I thought my life was not so different during this time of pandemic. It’s normally very simple, somewhat spare and relatively isolated. I enjoy the nature I am blessed to inhabit, and I love the work I am privileged to be able to do. During this time my work has been almost entirely curtailed, and so I do not have much human interaction where before I had just a little more. But we have all been through several traumas in recent months. The onset of a pandemic with all the fears and concerns we don’t normally have to consider, followed by yet another senseless murder of an “other,” this one so brazenly in our faces that we finally have begun to feel it into our own bodies. For how could we not? And by grace we are finally beginning to respond as a body of people and maybe finding ways to reach toward making repair.  
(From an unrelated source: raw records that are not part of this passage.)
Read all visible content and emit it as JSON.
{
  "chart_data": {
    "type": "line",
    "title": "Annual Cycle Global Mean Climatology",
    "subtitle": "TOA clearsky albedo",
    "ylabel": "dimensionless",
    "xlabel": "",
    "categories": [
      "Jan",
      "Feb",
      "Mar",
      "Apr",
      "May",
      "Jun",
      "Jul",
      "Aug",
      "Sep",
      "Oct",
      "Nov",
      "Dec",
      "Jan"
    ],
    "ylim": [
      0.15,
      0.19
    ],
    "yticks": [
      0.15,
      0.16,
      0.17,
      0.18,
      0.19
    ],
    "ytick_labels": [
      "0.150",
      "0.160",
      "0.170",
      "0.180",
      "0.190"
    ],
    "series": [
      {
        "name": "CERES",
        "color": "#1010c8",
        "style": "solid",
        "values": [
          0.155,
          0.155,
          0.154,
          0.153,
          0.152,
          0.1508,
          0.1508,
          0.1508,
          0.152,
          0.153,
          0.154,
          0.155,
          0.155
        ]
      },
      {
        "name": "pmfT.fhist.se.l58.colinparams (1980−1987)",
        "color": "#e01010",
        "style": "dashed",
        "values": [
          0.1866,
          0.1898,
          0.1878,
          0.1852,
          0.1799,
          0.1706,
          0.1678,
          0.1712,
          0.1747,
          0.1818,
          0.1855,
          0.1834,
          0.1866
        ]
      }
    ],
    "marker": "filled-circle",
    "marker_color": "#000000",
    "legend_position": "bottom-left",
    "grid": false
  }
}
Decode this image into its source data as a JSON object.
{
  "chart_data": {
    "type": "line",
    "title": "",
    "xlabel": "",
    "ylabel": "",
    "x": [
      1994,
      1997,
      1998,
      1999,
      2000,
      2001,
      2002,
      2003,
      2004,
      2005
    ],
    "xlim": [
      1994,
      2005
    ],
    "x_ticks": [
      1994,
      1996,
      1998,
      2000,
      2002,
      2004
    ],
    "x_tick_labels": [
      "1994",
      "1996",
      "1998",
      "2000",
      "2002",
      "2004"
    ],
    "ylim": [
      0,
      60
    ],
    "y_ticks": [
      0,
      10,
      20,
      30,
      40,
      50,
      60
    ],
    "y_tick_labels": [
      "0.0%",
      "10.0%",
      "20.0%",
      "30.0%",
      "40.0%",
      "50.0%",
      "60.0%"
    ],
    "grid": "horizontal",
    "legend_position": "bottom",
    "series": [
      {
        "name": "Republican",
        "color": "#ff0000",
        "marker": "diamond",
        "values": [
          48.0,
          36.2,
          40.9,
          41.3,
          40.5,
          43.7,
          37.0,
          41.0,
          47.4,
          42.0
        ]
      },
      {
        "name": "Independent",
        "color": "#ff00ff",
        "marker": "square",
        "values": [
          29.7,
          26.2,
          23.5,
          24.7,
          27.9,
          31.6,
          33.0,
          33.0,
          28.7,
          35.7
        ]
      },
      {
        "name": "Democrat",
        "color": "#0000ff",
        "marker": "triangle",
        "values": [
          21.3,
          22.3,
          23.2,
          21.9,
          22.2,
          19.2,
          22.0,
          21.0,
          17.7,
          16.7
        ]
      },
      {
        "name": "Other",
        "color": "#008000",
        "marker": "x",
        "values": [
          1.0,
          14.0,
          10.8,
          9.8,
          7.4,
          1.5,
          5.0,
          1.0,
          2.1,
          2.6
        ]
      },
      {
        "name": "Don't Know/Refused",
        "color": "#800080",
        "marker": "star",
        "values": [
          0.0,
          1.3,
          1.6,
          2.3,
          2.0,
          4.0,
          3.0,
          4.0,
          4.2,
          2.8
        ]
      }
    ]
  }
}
What I’m noticing here is  - maybe because we all slowed to a halt for just long enough to remember how to feel at all - that things that are normally felt with one or another sensing organ can now be felt into our bodies. When I bent to drink in the fragrance of the Carolina lily by the path, the fragrance came into me in a wholly new way, so deep into my core. When the fiddle and banjo music threaded through the trees that evening deep in the Appalachian woods, my soul was deeply and bodily moved in a way I’ve not felt before. This gives me hope. Hope that as a collective, maybe we can wake up to the truth of what is around us - as those trees who stand in place know so well what is around them. Just maybe, one day soon we can wake up to sensing bodily as the earth, as Earth. And with that thought, I take a deep breath and feel rooted. Grateful. Hopeful.